Keywords

1 Introduction

Social media has empowered human society in many ways. It is easier than ever to keep in touch with those we wish to, allowing an enormous variety of relationships to transcend physical isolation [19]. More so than ever before, social media has a responsibility for our mental wellbeing, as the arbiter of interactions between colleagues, friends and loved ones [13, 24]. It is therefore a matter of the utmost importance that we make this platform a safe environment, protected against those wishing to corrupt the service with fake news [20].

Various methods have been used to tackle the misinformation problem. Content-based misinformation analysis models apply natural language processing tools to the text content of claims [23]. Alone, content-based models fail to trace the dynamics of spread for tasks such as early detection or spread forecasting. Recent misinformation analysis models use static graph neural networks to extract geometric propagation patterns; others leverage time-series analysis by treating misinformation spread as a temporal event sequence [4, 15]. These two approaches each neglect the alternative propagation structure with neither leveraging both geometric and temporal dissemination features.

Propagation-based misinformation analysis makes use of patterns that can be attributed to the dynamics of spread. Our principal goal is to utilise the maximum space of these spreading features, so as to make the most effective use of the available data. Specifically, we first formulate misinformation propagation as a dynamic graph, then we employ a continuous-time temporal point process to extract the temporal evolution patterns and geometric features. Furthermore, we use a power law to model the growth in the temporal network scale, so as to forecast the future rate of spread for a claim identified as misinformation. The contributions of this study can thus be summarised as follows. (i) We formulate misinformation propagation as a dynamic graph. (ii) We then design temporal point processes (TPPs) to utilize both temporal and geometric features of the dynamic graph for misinformation detection. (iii) This study is the first to introduce forecasting of user engagements to misinformation analysis.

2 Related Work

To figure out the differences between true and false statements, most researchers conduct studies from three approaches: textual content, multimedia features and social context.
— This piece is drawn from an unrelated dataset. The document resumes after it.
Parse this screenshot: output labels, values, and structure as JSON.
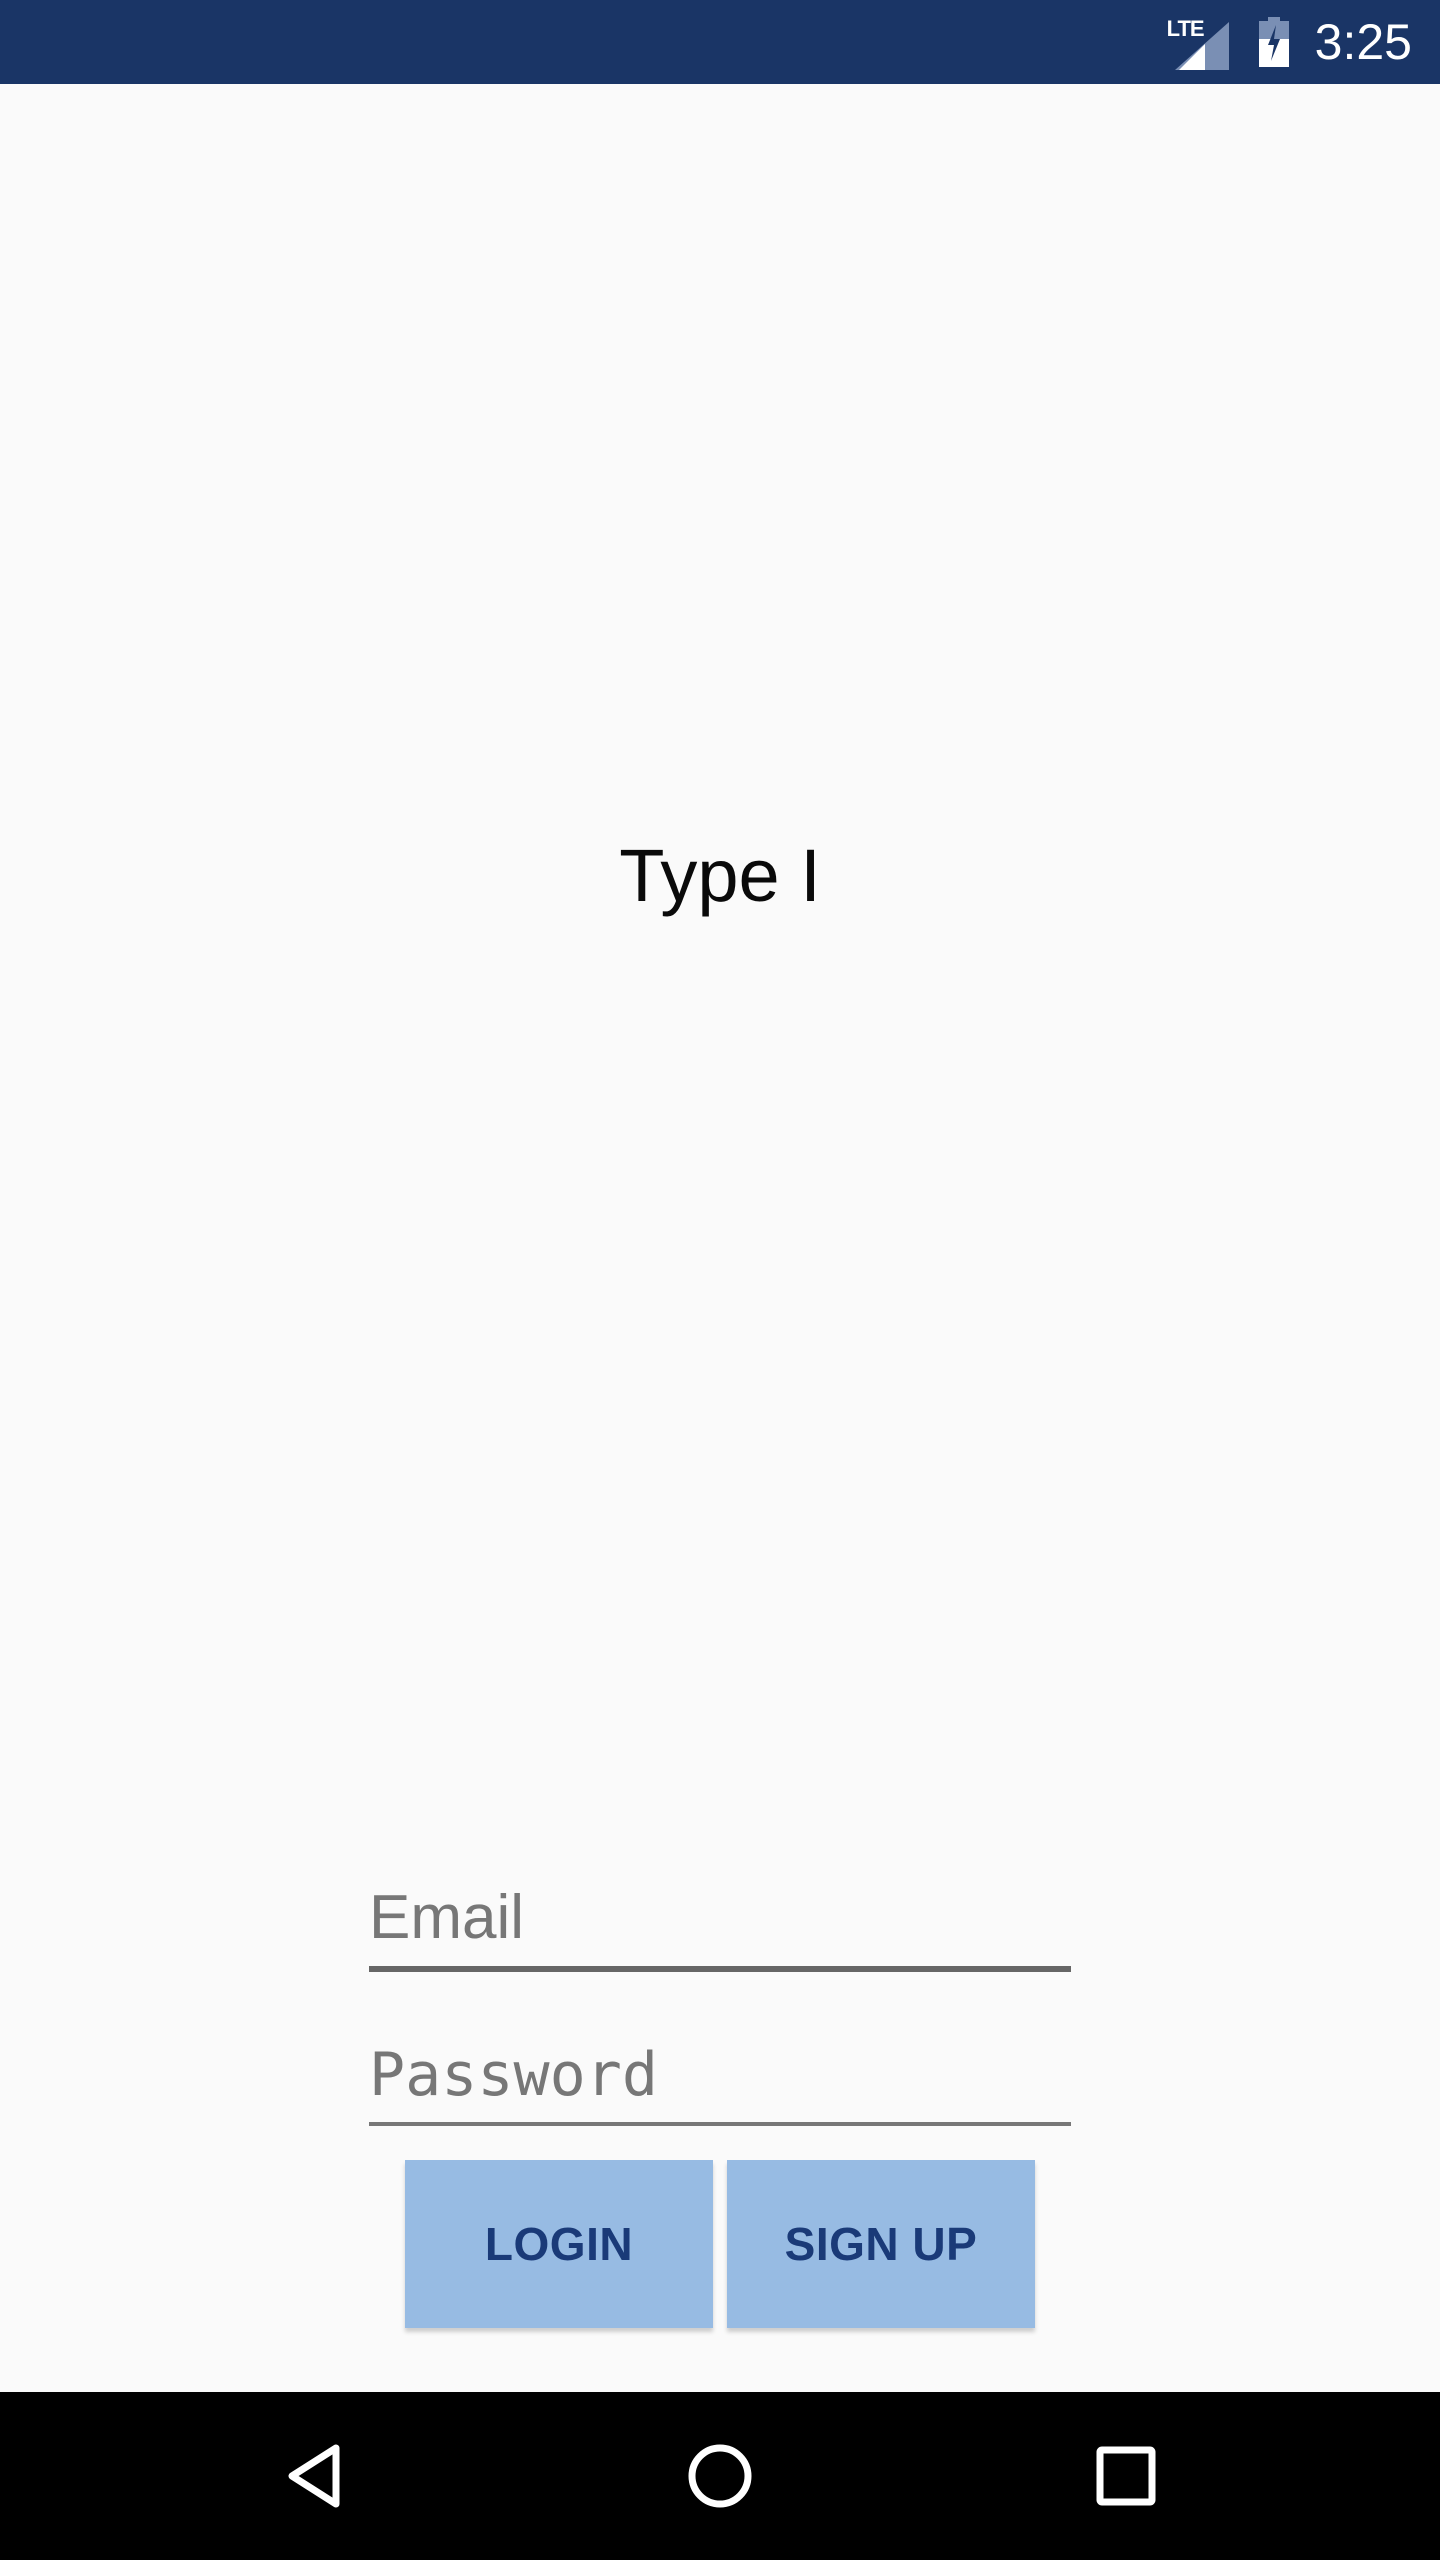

Misinformation often contains opinionated language [2], which motivates textual content-based detection [1]. Sentiment features like positive words (e.g., love, sweet) and negating words (e.g., not, never) are reported to help detect rumours [6]. Misinformation also relies on sensational images to provoke an emotional response in consumers. As an example, Deepfakes [3] employed deep learning to generate fake images and videos to convey misleading information.

In social media, every piece of news is correlated to other posts and users. User engagements (e.g., commenting) provide rich reference evidence in two ways: by aggregation with relevant posts for a specific affair, and by temporal evolution. The first way relies on the “wisdom of crowds” to locate potential misinformation [1], while the second way captures temporal propagation patterns. For example, Hawkes processes are used to analyze how user stance changes temporally in [11]. However, these methods neglect geometric propagation features.

Graph neural networks can extract geometric propagation patterns. Graph Convolutional Networks (GCN) are used in [14] to encapsulate the propagation structure of heterogeneous data. Graph-Aware Co-Attention Network (GCAN) is proposed in [4, 8] to utilise the co-attention mechanism in graph modeling. Each of these works use static graphs and researchers neglect temporal information.

3 Problem Formulation

This section gives definitions and describes notation. A source claim takes the form of \({{\varvec{c}}} = ({{\varvec{x}}}, t)\), where \({{\varvec{x}}}\) is a concatenation of the posting user account features and the claim’s text features, i.e. \({{\varvec{x}}} = [{{\varvec{u}}} \mid \mid {{\varvec{M}}}]\). Here, \({{\varvec{u}}}\) is the user account representation and \({\varvec{M}}\) is the text message representation. t is initially zero, as ensuing dissemination events are timestamped with respect to the source claim.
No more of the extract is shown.